In comparison, only 12% had decreased their crypto exposure, indicating most institutional investors may be bullish on digital assets in the long term despite prices falling, according to the survey. More than half of the investors surveyed said they were currently, or planning, to use a buy-and-hold approach for cryptocurrencies, with the belief that crypto prices will stay flat and range bound over the next 12 months.

Additionally, 58% of respondents said they expected to increase their portfolio's allocation to crypto over the next three years, with nearly half "strongly agreeing" that crypto valuations will increase over the long term.

As has been widely reported before, regulatory uncertainty was once again the factor most investors were concerned about when weighing up whether to invest in crypto, particularly among those planning to invest in the next 12 months where 64% noted concerns.

4. Crypto Paradise? El Salvador Preps New Law to Pave Way for All Crypto

El Salvador is doubling down on its bet on cryptocurrencies even in the midst of a bear market. The first country to declare Bitcoin as legal tender is now working on a Digital Asset Issuance Law, which would facilitate operations with any crypto asset.

According to a document available on the official website of the National Assembly of El Salvador, the law would regulate the transfer operations of any digital asset, seeking to "promote the efficient development of the digital asset market and protect the interests of acquirers."

The novelty of the law is that it separates crypto assets from all other assets and financial products, thus creating a tailor-made regulatory framework for them. The law leaves no room for doubt: for a digital asset to fall under this categorization, it must use a distributed ledger or a similar technology.
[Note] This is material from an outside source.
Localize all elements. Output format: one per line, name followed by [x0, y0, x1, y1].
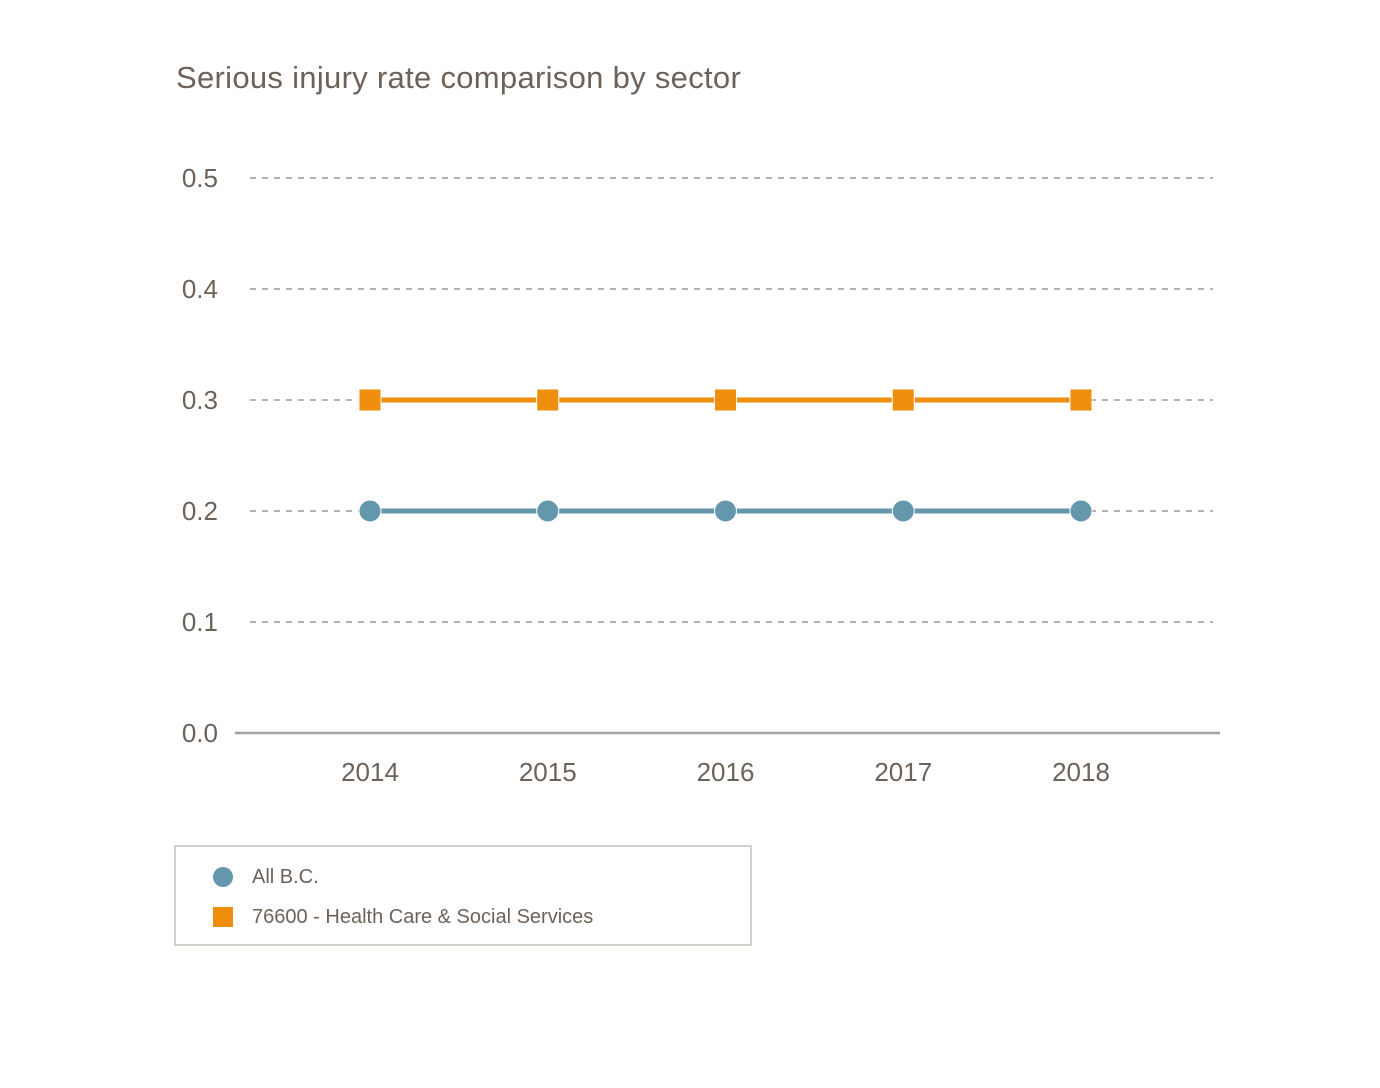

The blockchain is perhaps the most popular distributed ledger technology to date.

The law's framework excludes transactions with CBDCs (as they are fiat currency regulated according to each country's financial guidelines), assets not eligible for trading or exchange, assets with restricted transactions such as securities, and sovereign assets regulated by foreign laws.

5. Argentina’s fan token sinks 31% after World Cup loss against Saudi Arabia

Argentina’s shock 2-1 loss to Saudi Arabia in the opening match of the FIFA World Cup has plummeted the price of the Argentine Football Association Fan Token (ARG), in line with the hopes of the nation’s die-hard soccer fans.

With the ARG token priced at $7.21 at kick-off, the poor performance by the Lionel Messi-led soccer team saw the token’s price fall 31% to $4.96 by the end of the match before rising to $5.22 at the time of writing, according to data from Coingecko.

By contrast, the floor price of "The Saudis," a Saudi Arabian-themed nonfungible token (NFT) collection unrelated to the soccer team, skyrocketed 52.6% from 0.196 Ether (ETH) to 0.3 ETH over the same time before cooling off to a price of 0.225 ETH, around $250.

The collection's sales volume also spiked 990% over the last 24 hours, closing in on 24.5 ETH as per OpenSea data.

Despite the built-up hype for the FIFA World Cup, which officially kicked off on Nov. 20, cryptocurrency research firm Delphi Digital noted that the fan engagement platform Socios' native token Chiliz (CHZ), in addition to other soccer-based tokens representing participating nations, has also cooled off considerably over the last few days.